Chienne de rue
- CHIENNE DE RUE.
- " Tu vas déguerpir et, fissa ! Dis donc, tu sais combien je le paie mon pas de porte ? Allez ! "
Matthieu se redresse avec difficulté. Il ramasse la vilaine pelisse trouée qui lui sert de couverture et encourage Mickey à lui emboîter le pas.
- " Fainéant ! ", tonne triomphalement le commerçant.
Les clientes alentour, mines sévères et gourmandes, peuvent se satisfaire à leur tour, le danger désormais éloigné.
- " Quand c'est des vieux, encore... Mais des jeunes, là, je dis non ! Y a du boulot pour ceux qui en cherchent ! "
- " C'est de pire en pire dans le quartier... "
- " Et les entrepreneurs, eux, ils sont noyés sous les charges.
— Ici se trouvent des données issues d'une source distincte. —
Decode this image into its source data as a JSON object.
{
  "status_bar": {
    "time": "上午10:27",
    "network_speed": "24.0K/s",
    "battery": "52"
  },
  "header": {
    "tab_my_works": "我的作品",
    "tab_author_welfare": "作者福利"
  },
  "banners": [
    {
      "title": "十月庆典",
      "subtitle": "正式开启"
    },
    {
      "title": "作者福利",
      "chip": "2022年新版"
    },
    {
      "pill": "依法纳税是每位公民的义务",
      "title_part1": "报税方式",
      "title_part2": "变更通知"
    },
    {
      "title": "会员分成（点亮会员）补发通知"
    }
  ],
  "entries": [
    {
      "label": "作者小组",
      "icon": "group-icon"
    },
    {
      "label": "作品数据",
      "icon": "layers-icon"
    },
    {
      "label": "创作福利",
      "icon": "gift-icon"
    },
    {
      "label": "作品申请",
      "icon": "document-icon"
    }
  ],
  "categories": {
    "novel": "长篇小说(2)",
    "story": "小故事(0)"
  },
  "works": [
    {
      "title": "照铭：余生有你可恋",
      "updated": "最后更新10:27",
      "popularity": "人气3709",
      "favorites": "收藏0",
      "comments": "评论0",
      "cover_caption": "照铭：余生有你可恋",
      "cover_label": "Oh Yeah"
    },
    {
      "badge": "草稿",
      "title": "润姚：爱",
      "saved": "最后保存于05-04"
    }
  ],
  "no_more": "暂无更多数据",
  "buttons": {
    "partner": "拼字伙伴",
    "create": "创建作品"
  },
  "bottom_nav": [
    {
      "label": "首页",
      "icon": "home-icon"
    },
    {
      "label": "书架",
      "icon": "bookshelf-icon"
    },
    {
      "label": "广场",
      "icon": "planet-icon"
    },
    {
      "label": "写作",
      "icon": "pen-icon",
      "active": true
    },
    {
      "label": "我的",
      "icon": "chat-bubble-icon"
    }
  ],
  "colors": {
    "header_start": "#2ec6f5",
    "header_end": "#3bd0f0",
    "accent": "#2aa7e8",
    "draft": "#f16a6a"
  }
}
Alors, hein... "
- " Le mois dernier, on a essayé de me voler mon sac ! "
- " Il a un appartement au bout de la rue, j'suis sûre... "
- " Y a pas une histoire de réseaux mafieux derrière, nan ? J'ai vu ça à la télé l'autre jour. "
Le méchant improductif est déjà hors d'écoute des fines analyses sociologiques qu'il a déclenchées. Mickey le suit fidèlement, adaptant la cadence de sa marche à celle, saccadée, de son jeune maître. Matthieu titube devant un horodateur. Il parvient à concentrer son attention sur l'écran. 18h. La course contre la montre va bientôt démarrer.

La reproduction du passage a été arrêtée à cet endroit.